High-value cases for attachments
Document attachment matters most for: vendor or procurement decisions (attach the proposals and RFP), legal or compliance questions (attach the specific contract or regulation), architecture decisions (attach the existing ADR or technical spec), and financial decisions (attach the model with assumptions visible).
A debate that engages "the vendor's contract has a 30-day termination clause with a 3-month wind-down period" is more useful than a debate that reasons from "typical SaaS contracts usually include...".
Writing the question: a template
If you are not sure where to start, this template covers the essential components:
We are deciding between [Option A] and [Option B].
Our constraints are: [list the actual constraints — budget, timeline, team size, technical environment].
Success looks like: [what does the right decision enable?].

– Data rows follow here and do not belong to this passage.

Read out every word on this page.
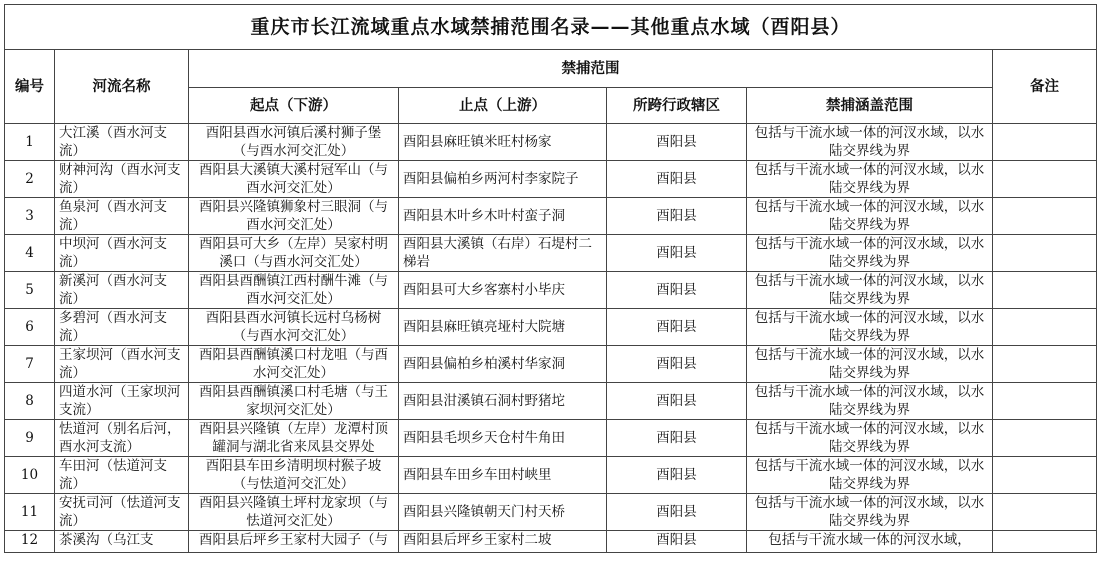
重庆市长江流域重点水域禁捕范围名录——其他重点水域（酉阳县）						
编号	河流名称	禁捕范围				备注
		起点（下游）	止点（上游）	所跨行政辖区	禁捕涵盖范围	
1	大江溪（酉水河支流）	酉阳县酉水河镇后溪村狮子堡（与酉水河交汇处）	酉阳县麻旺镇米旺村杨家	酉阳县	包括与干流水域一体的河汊水域，以水陆交界线为界	
2	财神河沟（酉水河支流）	酉阳县大溪镇大溪村冠军山（与酉水河交汇处）	酉阳县偏柏乡两河村李家院子	酉阳县	包括与干流水域一体的河汊水域，以水陆交界线为界	
3	鱼泉河（酉水河支流）	酉阳县兴隆镇狮象村三眼洞（与酉水河交汇处）	酉阳县木叶乡木叶村蛮子洞	酉阳县	包括与干流水域一体的河汊水域，以水陆交界线为界	
4	中坝河（酉水河支流）	酉阳县可大乡（左岸）吴家村明溪口（与酉水河交汇处）	酉阳县大溪镇（右岸）石堤村二梯岩	酉阳县	包括与干流水域一体的河汊水域，以水陆交界线为界	
5	新溪河（酉水河支流）	酉阳县酉酬镇江西村酬牛滩（与酉水河交汇处）	酉阳县可大乡客寨村小毕庆	酉阳县	包括与干流水域一体的河汊水域，以水陆交界线为界	
6	多碧河（酉水河支流）	酉阳县酉水河镇长远村乌杨树（与酉水河交汇处）	酉阳县麻旺镇亮垭村大院塘	酉阳县	包括与干流水域一体的河汊水域，以水陆交界线为界	
7	王家坝河（酉水河支流）	酉阳县酉酬镇溪口村龙咀（与酉水河交汇处）	酉阳县偏柏乡柏溪村华家洞	酉阳县	包括与干流水域一体的河汊水域，以水陆交界线为界	
8	四道水河（王家坝河支流）	酉阳县酉酬镇溪口村毛塘（与王家坝河交汇处）	酉阳县泔溪镇石洞村野猪坨	酉阳县	包括与干流水域一体的河汊水域，以水陆交界线为界	
9	怯道河（别名后河，酉水河支流）	酉阳县兴隆镇（左岸）龙潭村顶罐洞与湖北省来凤县交界处	酉阳县毛坝乡天仓村牛角田	酉阳县	包括与干流水域一体的河汊水域，以水陆交界线为界	
10	车田河（怯道河支流）	酉阳县车田乡清明坝村猴子坡（与怯道河交汇处）	酉阳县车田乡车田村峡里	酉阳县	包括与干流水域一体的河汊水域，以水陆交界线为界	
11	安抚司河（怯道河支流）	酉阳县兴隆镇土坪村龙家坝（与怯道河交汇处）	酉阳县兴隆镇朝天门村天桥	酉阳县	包括与干流水域一体的河汊水域，以水陆交界线为界	
12	茶溪沟（乌江支	酉阳县后坪乡王家村大园子（与	酉阳县后坪乡王家村二坡	酉阳县	包括与干流水域一体的河汊水域，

If we choose [Option A] and it is wrong: [specific downside — time, money, relationship].
If we choose [Option B] and it is wrong: [specific downside].
Given these constraints, which option is more likely to produce [the success criterion]?This is not the only format. But it forces you to articulate the constraints and costs before you run the debate — and that exercise alone frequently clarifies whether you actually have a decision to make or whether more information is needed first.
Reading the output
A well-formed verdict from a structured debate with a good question includes:
- A recommendation with explicit confidence — not just a direction but a degree of certainty
- The strongest argument against the recommendation — what the losing side got right
- Invalidation conditions — the specific scenarios under which the recommendation is wrong
- The next-best information — what data point, if obtained, would most change the confidence level
Items three and four are the most operationally useful. Invalidation conditions tell you what to monitor after the decision is made. Next-best information tells you whether it is worth delaying the decision to gather more data first.
A verdict that lacks these last two components usually means the question was underspecified. The system could not derive the conditions because the stakes were not clear enough in the input.
When that happens, the fix is almost always to add more constraints and more explicit costs to the question — not to run the debate again with different agents.